How to Avoid Copywriting Mistakes That Kill Your Direct Mail Response

Posted on 02/10/2022 at 09:51 AM by Meredith Bombella

How do you sell with the written word?  Well, the first thing you want to do is write like you talk.

You see so much direct mail that shoots itself in the foot by being boring . . . or too slick and professional . . . or chained to the pet peeves of a high school English teacher.

That kind of writing absolutely suppresses response.  Write with personality – like you speak – and punctuate for effect, not to follow rules. You should aim to be personal.

Have you seen some of the stuff sophisticated direct mail marketers are sending out?  We have.  And some of their letters are 8-pages, 16-pages, 32-pages or more. 
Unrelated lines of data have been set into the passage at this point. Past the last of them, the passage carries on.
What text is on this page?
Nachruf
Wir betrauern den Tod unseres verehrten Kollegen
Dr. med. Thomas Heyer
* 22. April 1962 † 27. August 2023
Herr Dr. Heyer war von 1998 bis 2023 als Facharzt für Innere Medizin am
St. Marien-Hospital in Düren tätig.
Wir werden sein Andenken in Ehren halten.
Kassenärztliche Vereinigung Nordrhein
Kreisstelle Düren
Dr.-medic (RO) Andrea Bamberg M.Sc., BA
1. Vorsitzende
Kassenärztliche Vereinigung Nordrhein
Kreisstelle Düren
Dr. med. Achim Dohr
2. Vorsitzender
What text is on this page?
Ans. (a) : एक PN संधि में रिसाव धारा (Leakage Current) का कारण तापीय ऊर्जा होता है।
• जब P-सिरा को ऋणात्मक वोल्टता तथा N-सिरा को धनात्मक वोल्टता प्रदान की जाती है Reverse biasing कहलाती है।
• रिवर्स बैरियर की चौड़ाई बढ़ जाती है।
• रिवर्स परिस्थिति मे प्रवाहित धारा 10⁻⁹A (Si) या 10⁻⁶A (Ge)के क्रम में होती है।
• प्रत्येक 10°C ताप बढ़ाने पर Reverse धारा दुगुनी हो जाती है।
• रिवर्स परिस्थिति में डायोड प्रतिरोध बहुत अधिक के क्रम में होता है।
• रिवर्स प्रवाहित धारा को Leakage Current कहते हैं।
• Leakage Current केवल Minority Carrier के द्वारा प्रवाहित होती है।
They understand the proven adage: “The more you tell, the more you sell.”  Your copy can never be too long, if it’s interesting. 

What makes copy boring?

For starters, the same thing that makes a person boring – talking only about yourself.  How often have you seen this kind of drivel -- ?

•“We’ve been in business since...”

•“We’ve got the most state of the art...”

•“We’re the number one supplier to...”

Perhaps the advertiser cares about these things, but their readers are thinking about themselves.  Your readers want to know what you can do for them.

Write from the point-of-view of your reader.  As much as you can, eliminate words like I, our, we, and my.  Structure sentences with you and your.  

Take all your “we” sentences and rewrite them into “you” sentences that offer a benefit to your reader.  

When prospects get bored, they stop reading.  And when they stop reading, you have no chance of them buying from you.

Remember, in the back of your readers’ minds, they’re asking:

• Who cares?

• So what?

• Why you?

• What’s in it for me?

Who do you think has more credibility to them when answering those questions – a friend or a slick sales person?

Write your copy to build rapport.  To be personal.  To be a friend with a solution to their problem.  That’s what sells.